Lead author Stéphane F. Maison, PhD, AuD, a researcher at Eaton-Peabody Laboratories at Massachusetts Eye and Ear and an assistant professor of otolaryngology head–neck surgery at Harvard Medical School in Boston, said, “Our results suggest that chronic sound deprivation can lead to speech recognition difficulties consistent with cochlear synaptopathy, also known as hidden hearing loss. Accordingly, clinicians should consider providing amplification in the management of unilateral conductive hearing loss.”
The researchers retrospectively reviewed the hearing profiles of 240 patients who visited the audiology department at Mass. Eye and Ear with either an acute or chronic conductive hearing loss but with normal sensorineural function on hearing tests. The investigators found that patients with a longstanding conductive hearing impairment of a moderate to moderately severe degree had lower speech-recognition scores on the affected side than the healthy side, even when the speech was loud enough to be clearly audible.

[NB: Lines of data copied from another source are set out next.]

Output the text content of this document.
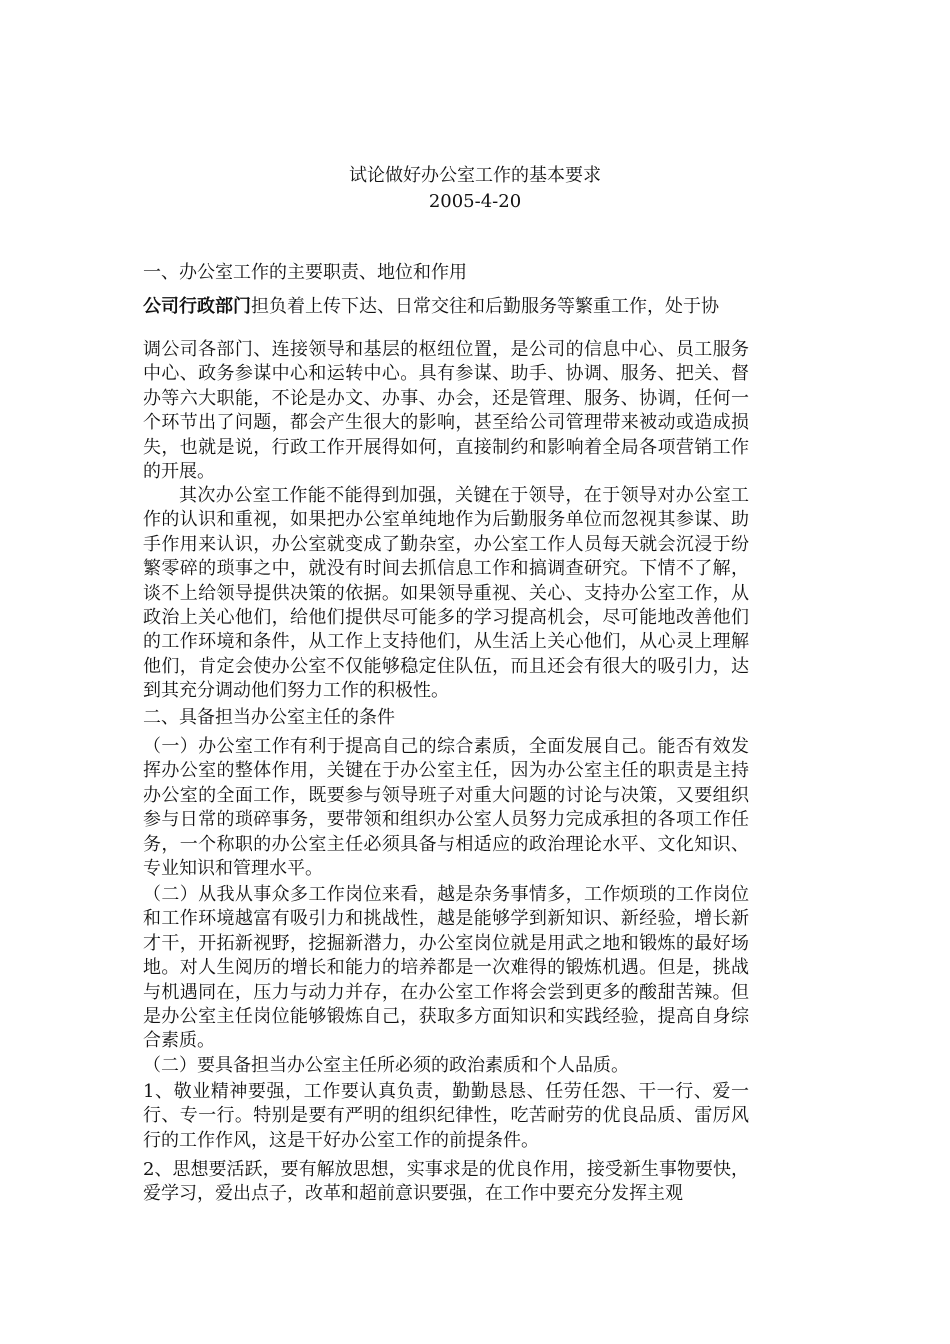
试论做好办公室工作的基本要求
2005-4-20

一、办公室工作的主要职责、地位和作用

公司行政部门担负着上传下达、日常交往和后勤服务等繁重工作，处于协

调公司各部门、连接领导和基层的枢纽位置，是公司的信息中心、员工服务中心、政务参谋中心和运转中心。具有参谋、助手、协调、服务、把关、督办等六大职能，不论是办文、办事、办会，还是管理、服务、协调，任何一个环节出了问题，都会产生很大的影响，甚至给公司管理带来被动或造成损失，也就是说，行政工作开展得如何，直接制约和影响着全局各项营销工作的开展。

其次办公室工作能不能得到加强，关键在于领导，在于领导对办公室工作的认识和重视，如果把办公室单纯地作为后勤服务单位而忽视其参谋、助手作用来认识，办公室就变成了勤杂室，办公室工作人员每天就会沉浸于纷繁零碎的琐事之中，就没有时间去抓信息工作和搞调查研究。下情不了解，谈不上给领导提供决策的依据。如果领导重视、关心、支持办公室工作，从政治上关心他们，给他们提供尽可能多的学习提高机会，尽可能地改善他们的工作环境和条件，从工作上支持他们，从生活上关心他们，从心灵上理解他们，肯定会使办公室不仅能够稳定住队伍，而且还会有很大的吸引力，达到其充分调动他们努力工作的积极性。

二、具备担当办公室主任的条件

（一）办公室工作有利于提高自己的综合素质，全面发展自己。能否有效发挥办公室的整体作用，关键在于办公室主任，因为办公室主任的职责是主持办公室的全面工作，既要参与领导班子对重大问题的讨论与决策，又要组织参与日常的琐碎事务，要带领和组织办公室人员努力完成承担的各项工作任务，一个称职的办公室主任必须具备与相适应的政治理论水平、文化知识、专业知识和管理水平。

（二）从我从事众多工作岗位来看，越是杂务事情多，工作烦琐的工作岗位和工作环境越富有吸引力和挑战性，越是能够学到新知识、新经验，增长新才干，开拓新视野，挖掘新潜力，办公室岗位就是用武之地和锻炼的最好场地。对人生阅历的增长和能力的培养都是一次难得的锻炼机遇。但是，挑战与机遇同在，压力与动力并存，在办公室工作将会尝到更多的酸甜苦辣。但是办公室主任岗位能够锻炼自己，获取多方面知识和实践经验，提高自身综合素质。

（二）要具备担当办公室主任所必须的政治素质和个人品质。

1、敬业精神要强，工作要认真负责，勤勤恳恳、任劳任怨、干一行、爱一行、专一行。特别是要有严明的组织纪律性，吃苦耐劳的优良品质、雷厉风行的工作作风，这是干好办公室工作的前提条件。

2、思想要活跃，要有解放思想，实事求是的优良作用，接受新生事物要快，爱学习，爱出点子，改革和超前意识要强，在工作中要充分发挥主观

“People with hearing loss in one ear are often reluctant to engage in rehabilitation or treatment as they still can rely on the better ear. Our study suggests that, in absence of treatment, speech perception may worsen in time,” said Dr. Maison. “If what we have observed in mice is applicable to humans, there is a possibility that unilateral sound deprivation may affect the good ear as well.”
The authors concluded that the findings were especially important because children with asymmetric hearing loss have higher rates of academic, social, and behavioral difficulties.